日本は経済立国として、70年代以降、バブルが弾けるまで、急激な成長を遂げました。経済の中心的な行動は消費です。
進化と書くのは、それが昨今さらに、個々にカスタマイズされた商品やサービスが急増し、ますます便利になったから。
一人ひとりにカスタマイズされたサービスは、従来のそれと比べれば、至れり尽くせり、まさに過保護であるとも言えますよね。

私たちは今やそれらに慣れて、随分と久しいわけです。

こうした様々な要因から、私たちは、より便利で、過保護で当たり前、という感覚を持つに至りました。


そうなってくると、先生も親も、無自覚のうちに過保護さが増してくることになります。


ところが、です。


これは教育である、という事実を考えるとき、過保護や管理一辺倒ではまずいことがわかります。

教育は、消費とは全く別の行為だからです。

むしろ、その性格は正反対であると言っていいでしょう。
(これについての詳細はここでは省きます/他の記事をご参照あれ)


公教育で起こっている大惨事を発表しておきましょう。


学校や先生に手厚さだけを求め、管理や強制すら支持してしまっている親御さんに知ってもらいたい大惨事です。


それは、「自立しない」子が量産されているという事実です。

これは大惨事でしょう?


少なくとも、若者世代以降、今の小中高校生がどんどん歳をとり、社会の中核を担う時、
社会を自立していない大人だけで存立させうるのか?
これを考えると、目眩すらしてしまいます。


今、教育現場で教育らしからぬことが起こっている。


それを知っていただくために、喩え話をします。


自転車の補助輪を考えてみましょう。

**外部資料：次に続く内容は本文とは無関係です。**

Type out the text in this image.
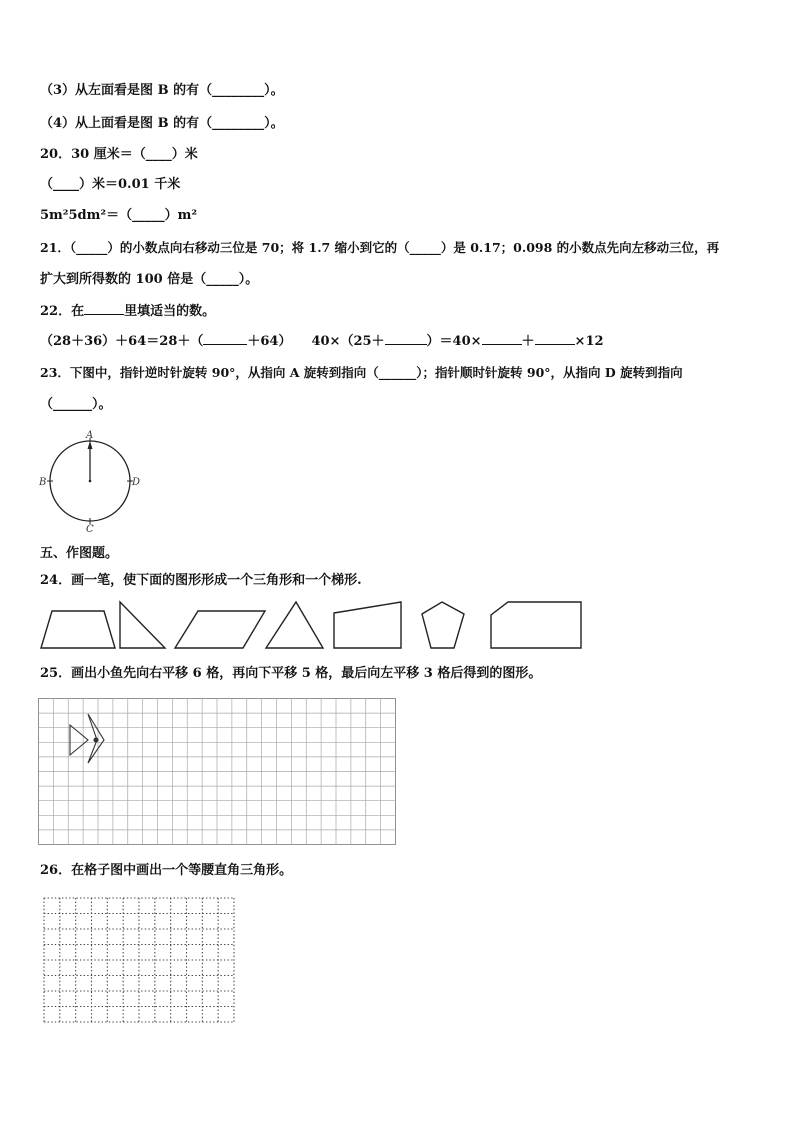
（3）从左面看是图 B 的有（________）。
（4）从上面看是图 B 的有（________）。
20．30 厘米＝（____）米
（____）米＝0.01 千米
5m²5dm²＝（_____）m²
21．（_____）的小数点向右移动三位是 70；将 1.7 缩小到它的（_____）是 0.17；0.098 的小数点先向左移动三位，再
扩大到所得数的 100 倍是（_____）。
22．在	里填适当的数。
（28＋36）＋64＝28＋（	＋64） 40×（25＋	）＝40×	＋	×12
23．下图中，指针逆时针旋转 90°，从指向 A 旋转到指向（______）；指针顺时针旋转 90°，从指向 D 旋转到指向
（______）。
A
B
C
D
五、作图题。
24．画一笔，使下面的图形形成一个三角形和一个梯形.
25．画出小鱼先向右平移 6 格，再向下平移 5 格，最后向左平移 3 格后得到的图形。
26．在格子图中画出一个等腰直角三角形。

ご存知ですよね?

小さい子が2輪である自転車を最初から上手に操るのは難しい。
だからついている補助輪。

補助輪をつけて慣れてくると、やがて、親は補助輪を外します。
いきなり外すのも大変なので、少しばかり、後ろで直接支えてあげる。

そして、どこかで手を離す。
子どもはすっと走るんだけれど、少し進んでこける。
「お母さん、なんで手離したの?」って怒られる。

みなさん経験があるのではないのかと思います。


補助輪って、何のためにあるのでしょうか?

当然、いつの日か、自転車を一人で走らせられるように、それを手助けするためにあるわけです。

そう、教育で言えば、自立ですよね。

補助輪は自立のためにある。


ところが、今、学校が管理統制指示命令を強めることで、何が起こっているのか?
何が起こってしまっているのか?


それは自立しない子の量産です。


何事も、最初から、全てを完全にこなすことはできません。
練習も必要ですし、失敗もたくさんする。
特に、学びの初期段階は、周囲からの援助や支援の行動は多くなります。

あなたが部下をお持ちならお分かりでしょう。新入社社員には、支援・援助行動が多くなる、慣れてくると、それが減る。
当然のことです。なぜなら、自立してもらわないとあなたも会社も困るから。


ところが今起こっていることは、これと真逆なのです。


まずは、子どもの自転車に補助輪をつける。

しかし、うまくいかないからと言って、先生が直接ハンドルを握る。
簡単にはうまくいかない。

それで親からも「うちの子に怪我させないで」とか「すぐ乗れるようにして」とか言われてしまうから、さらにサドルにまで座る。

いよいよ、どうにもならないので、最後は、先生がペダルを漕ぐ。


今、教育で起こっていることがこれなのです。

さらにまずいことに、それで我が子が自転車を運転できているように錯覚した親が喜んでさえいる。

子どもたちは、従うことしかできません。
素直な子たちの中には、それで自転車が乗れるようになったと信じてしまう子もいます。


一体、子どもたちは何を学んだのか。何を学べたのか。


ところが時間はいつも残酷です。
どこかで夕刻のチャイムがなります。

それは大学に入った時か、社会人になった時か、人それぞれですが、
突然、補助輪は失われ、ペダルを漕いでいた先生は、いなくなります。

果たして、その子は、自分で自転車を漕ぎ続けることができるでしょうか?

教育は、今、その姿を失いつつあります。

消費行動はいつもその対極にあります。


私たちは、本当にこのまま、子どものためという大義名分のものでハンドルを握ってしまう大人の行為を許してもよいのでしょうか。


自分で子のペダルを漕いでしまう先生の行為を、親も子も楽だからと言って、受け入れてよいのでしょうか。


自分でハンドル操作ができないから、やってあげる。
ペダルを漕げないから、漕いであげる。

自立した大人とはどんな大人でしょうか。

教育は、本人の自立を支えるものではなかったのか。

安易に、管理統制を強める学校や先生の責任は重いでしょう。

安易に、過保護なサービスを求める我々保護者の側にも責任はあります。


地域性が強いお話になるとは思いますが、今起こっていることは、教育がなぜか自立に向かわない大惨事であることを、お伝えしておこうと思います。

(おわり)


子どもたちの自立と成長のために。